Lovera's words have as a prelude a sample of vices and failures that affect the UCV and are present in the rest of the country's universities, such as: “… absence of an evaluation climate, little reward for student, teacher and administrative; slowness to respond to changes in the different fields of knowledge, be it transforming the curricula, or undertaking research in key areas ”.

He adds the “heavy running of his administration and government; dominance of clientelism in the establishment and implementation of the rules of internal functioning, generalized socio-economic supports that should be reserved only for that part of the community that requires it; frequent substitution of the requirement in academic or administrative work for permissiveness and even complicity in the face of poor performance, and therefore, the absence of sanctions against those who do not comply; little stimulus to innovation and a conservative environment in the face of changes; quality and equity problems in the way we operate ”.

In his article, the professor dismantles myths deeply rooted in universities. “One of them is to suppose that all universities are the same, when we have evidence of the enormous distances between one and the other. There is also no homogeneity within the same UCV. Universities coexist with faculties, schools, institutes, departments, teaching and research personnel, students, employees and workers with totally different performances. The conclusion is that all institutions cannot be treated as if they were homogeneous masses ”, he points out.

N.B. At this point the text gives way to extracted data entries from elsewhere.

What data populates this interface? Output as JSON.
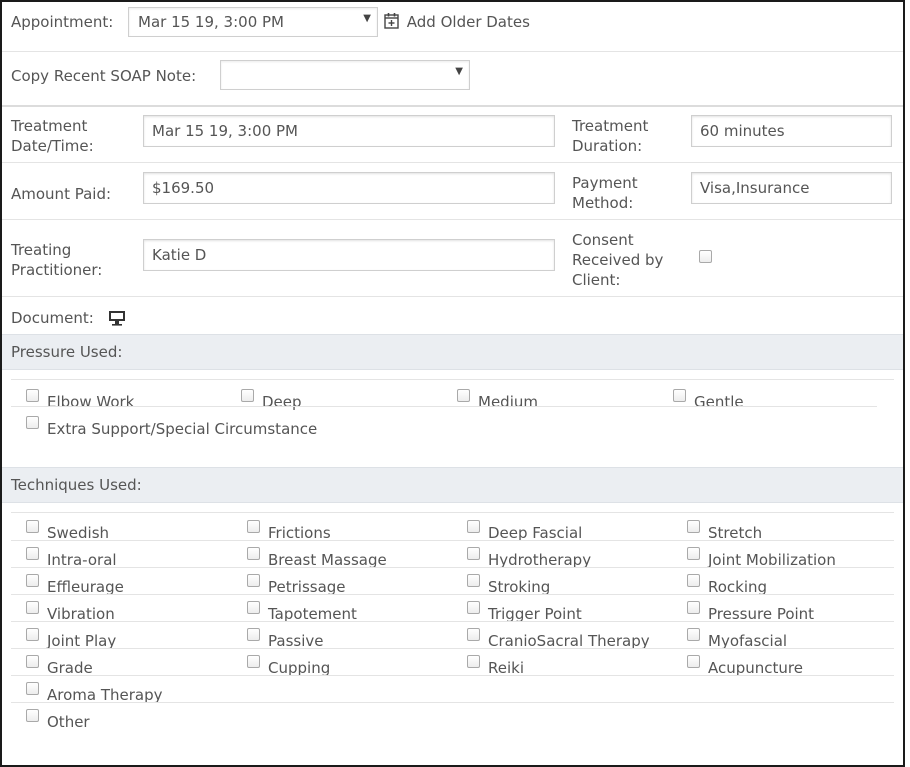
{
  "appointment": {
    "label": "Appointment:",
    "selected": "Mar 15 19, 3:00 PM",
    "add_older_label": "Add Older Dates",
    "icon": "calendar-add-icon"
  },
  "copy_soap": {
    "label": "Copy Recent SOAP Note:",
    "selected": ""
  },
  "treatment_datetime": {
    "label_line1": "Treatment",
    "label_line2": "Date/Time:",
    "value": "Mar 15 19, 3:00 PM"
  },
  "treatment_duration": {
    "label_line1": "Treatment",
    "label_line2": "Duration:",
    "value": "60 minutes"
  },
  "amount_paid": {
    "label": "Amount Paid:",
    "value": "$169.50"
  },
  "payment_method": {
    "label_line1": "Payment",
    "label_line2": "Method:",
    "value": "Visa,Insurance"
  },
  "practitioner": {
    "label_line1": "Treating",
    "label_line2": "Practitioner:",
    "value": "Katie D"
  },
  "consent": {
    "label_line1": "Consent",
    "label_line2": "Received by",
    "label_line3": "Client:",
    "checked": false
  },
  "document": {
    "label": "Document:",
    "icon": "monitor-icon"
  },
  "pressure": {
    "title": "Pressure Used:",
    "options": [
      "Elbow Work",
      "Deep",
      "Medium",
      "Gentle",
      "Extra Support/Special Circumstance"
    ]
  },
  "techniques": {
    "title": "Techniques Used:",
    "options": [
      "Swedish",
      "Frictions",
      "Deep Fascial",
      "Stretch",
      "Intra-oral",
      "Breast Massage",
      "Hydrotherapy",
      "Joint Mobilization",
      "Effleurage",
      "Petrissage",
      "Stroking",
      "Rocking",
      "Vibration",
      "Tapotement",
      "Trigger Point",
      "Pressure Point",
      "Joint Play",
      "Passive",
      "CranioSacral Therapy",
      "Myofascial",
      "Grade",
      "Cupping",
      "Reiki",
      "Acupuncture",
      "Aroma Therapy",
      "Other"
    ]
  }
}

Another myth dismantled by Lovera is to maintain that the interests of the university are homogeneous and that is why they speak of “the defense of the university”, as opposed to “the enemies of the university”.

“From which university, that of academic excellence, that of those who develop high-level research, that of innovation, or the permissive one with the existence of professors who do not fulfill their dedication, eternal students, or the one that produces an environment conservative and refractory to changes? What we have today is a meeting of interests that each person interprets as "the university."

The professor explains the existence of three conceptions of the university and takes the side of the defender of its core functions, but capable of reconciling quality, equity, efficiency, and scientific and social relevance. "It is the one that we postulate as desirable the heterogeneous and still disjointed forces of change." He emphasizes, in this article written in 1997, that the "University we want must be a strategic piece for a new national project capable of guiding the construction of an economically and socially solid Venezuela."

  • For this potential to be fully developed, our university and the entire higher education subsystem must undertake profound transformations, generating knowledge and training professionals in tune with science, technology, culture, providing answers to national problems, which requires research agendas and study plans that can respond to this dynamism, avoiding the pachyderm speed that currently dominates, which generates changes that take place when they are obsolete.

“The university that we want must be an institution in which democracy and meritocracy prevail at the same time, as the Rector Francisco De Venanzi (1986) pointed out. In addition to perfecting the participatory democracy system, inherent to university life, it is necessary to implement a meritocratic system at all levels. It must put an end to the spaces of divided and corporate interests ”.